Tutto ciò per concludere due cose. Primo: quando nel 2020 il CEO di FFS Vincent Ducrot entrò in carica si disse che, grazie alla sua passata esperienza nel mondo ferroviario, avrebbe potuto far meglio del suo predecessore Andreas Meyer, per alcuni troppo occupato nella gestione immobiliare anziché nel far circolare i treni. Ducrot non si trova in una situazione facile: deve ad esempio gestire un numero enorme di cantieri per l’ammodernamento dell’infrastruttura, alcuni dei quali dureranno decenni, garantendo allo stesso tempo la regolare circolazione di merci e passeggeri in piena sicurezza. Su questo fronte non può fare miracoli. Il CEO di FFS non deve però dimenticare di dirigere un’azienda pubblica interamente di proprietà della Confederazione e quindi di tutti i contribuenti svizzeri (i quali passeranno alla cassa per abbattere l’indebitamento miliardario dell’ex regia).
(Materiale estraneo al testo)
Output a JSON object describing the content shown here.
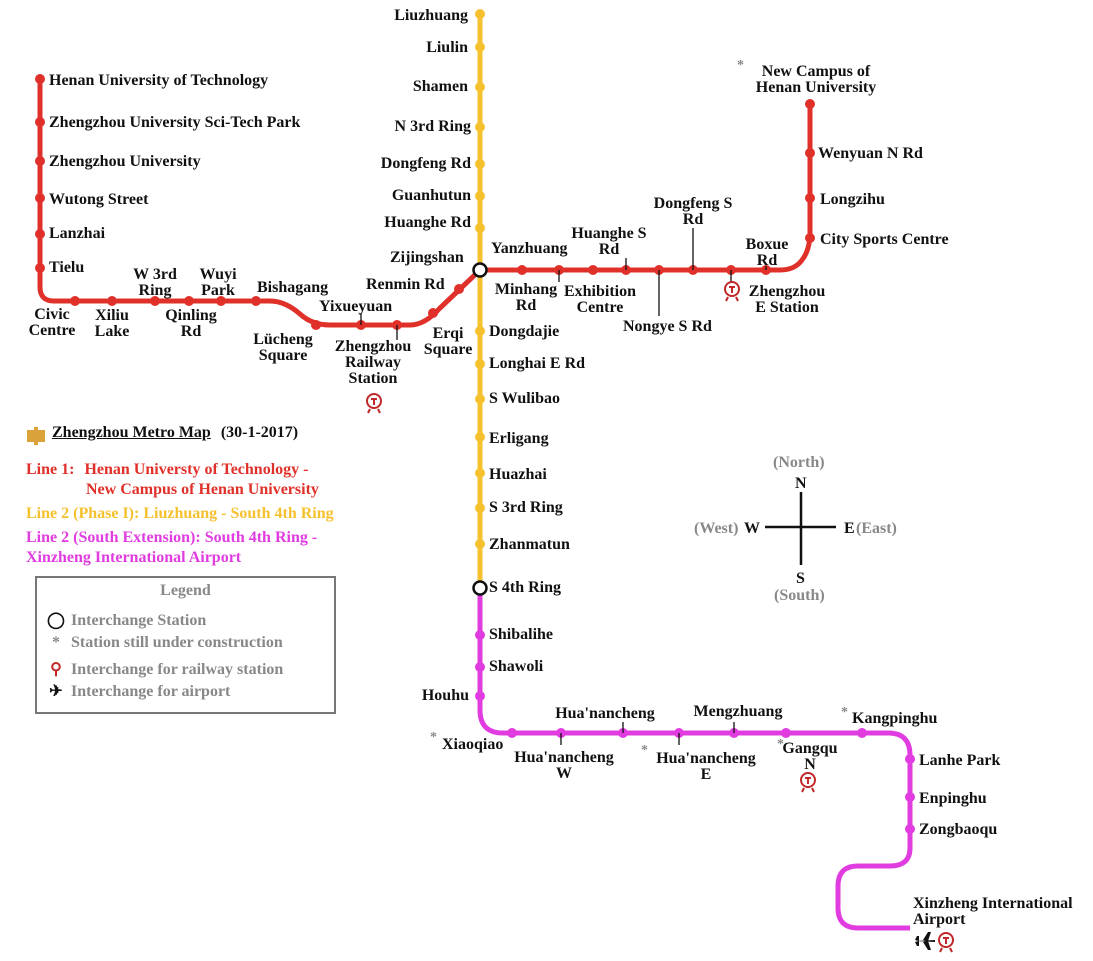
{
  "legend": {
    "title": "Legend",
    "items": [
      "Interchange Station",
      "Station still under construction",
      "Interchange for railway station",
      "Interchange for airport"
    ]
  },
  "map_title": "Zhengzhou Metro Map",
  "map_date": "(30-1-2017)",
  "line_descriptions": [
    {
      "prefix": "Line 1:",
      "text1": "Henan Universty of Technology  -",
      "text2": "New Campus of Henan University",
      "color": "#e0302a"
    },
    {
      "text": "Line 2 (Phase I): Liuzhuang - South 4th Ring",
      "color": "#f5c12e"
    },
    {
      "text1": "Line 2 (South Extension): South 4th Ring -",
      "text2": "Xinzheng International Airport",
      "color": "#e03ce0"
    }
  ],
  "compass": {
    "north_en": "(North)",
    "north": "N",
    "south": "S",
    "south_en": "(South)",
    "west_en": "(West)",
    "west": "W",
    "east": "E",
    "east_en": "(East)"
  },
  "colors": {
    "line1": "#e0302a",
    "line2": "#f5c12e",
    "line2_ext": "#e03ce0"
  },
  "stations": {
    "l1": [
      "Henan University of Technology",
      "Zhengzhou University Sci-Tech Park",
      "Zhengzhou University",
      "Wutong Street",
      "Lanzhai",
      "Tielu",
      "Civic Centre",
      "Xiliu Lake",
      "W 3rd Ring",
      "Qinling Rd",
      "Wuyi Park",
      "Bishagang",
      "Lücheng Square",
      "Yixueyuan",
      "Zhengzhou Railway Station",
      "Erqi Square",
      "Renmin Rd",
      "Zijingshan",
      "Yanzhuang",
      "Minhang Rd",
      "Exhibition Centre",
      "Huanghe S Rd",
      "Nongye S Rd",
      "Dongfeng S Rd",
      "Boxue Rd",
      "Zhengzhou E Station",
      "City Sports Centre",
      "Longzihu",
      "Wenyuan N Rd",
      "New Campus of Henan University"
    ],
    "l2": [
      "Liuzhuang",
      "Liulin",
      "Shamen",
      "N 3rd Ring",
      "Dongfeng Rd",
      "Guanhutun",
      "Huanghe Rd",
      "Dongdajie",
      "Longhai E Rd",
      "S Wulibao",
      "Erligang",
      "Huazhai",
      "S 3rd Ring",
      "Zhanmatun",
      "S 4th Ring"
    ],
    "l2ext": [
      "Shibalihe",
      "Shawoli",
      "Houhu",
      "Xiaoqiao",
      "Hua'nancheng W",
      "Hua'nancheng",
      "Hua'nancheng E",
      "Mengzhuang",
      "Gangqu N",
      "Kangpinghu",
      "Lanhe Park",
      "Enpinghu",
      "Zongbaoqu",
      "Xinzheng International Airport"
    ]
  }
}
La sufficienza preventiva con cui i vertici ferroviari hanno sinora liquidato le rimostranze e talune giustificate richieste di risarcimento di fronte al deterioramento del rapporto qualità-prezzo è irritante, perlomeno nei toni, sia per i romandi sia per i ticinesi, i più toccati dai disservizi ammessi dalle stesse FFS.

La seconda conclusione: come nella passata legislatura, la neoeletta deputazione ticinese alle Camere federali, insieme al Consiglio di Stato, dovrà tenere alta la pressione sulle FFS e sul Consiglio federale (oltre che battersi in Parlamento per tentare di far cambiare gli indirizzi governativi sulla Prospettiva Ferrovia 2050 senza completamento di AlpTransit). Nell’immediato sono da discutere la tempistica eccessivamente lunga (si parla del prossimo mese di settembre) per la riapertura completa del tunnel di base del San Gottardo e le eventuali misure di compensazione per il danno economico al Ticino. Oggi una delegazione dell’Esecutivo cantonale si recherà a Berna dal «ministro» dei trasporti Albert Rösti; il 7 dicembre la deputazione s’incontrerà invece con il CEO Vincent Ducrot. Difficile prevedere se ne usciranno soluzioni concrete. Certo è che il dialogo tra politica (non solo ticinese) e FFS deve essere affrontato nel quadro più generale di un’azienda pubblica che nel suo grande sviluppo e ammodernamento, nell’apporto essenziale che continua a dare al Paese, ha bisogno di recuperare la credibilità e l’identità di cui ha goduto un tempo.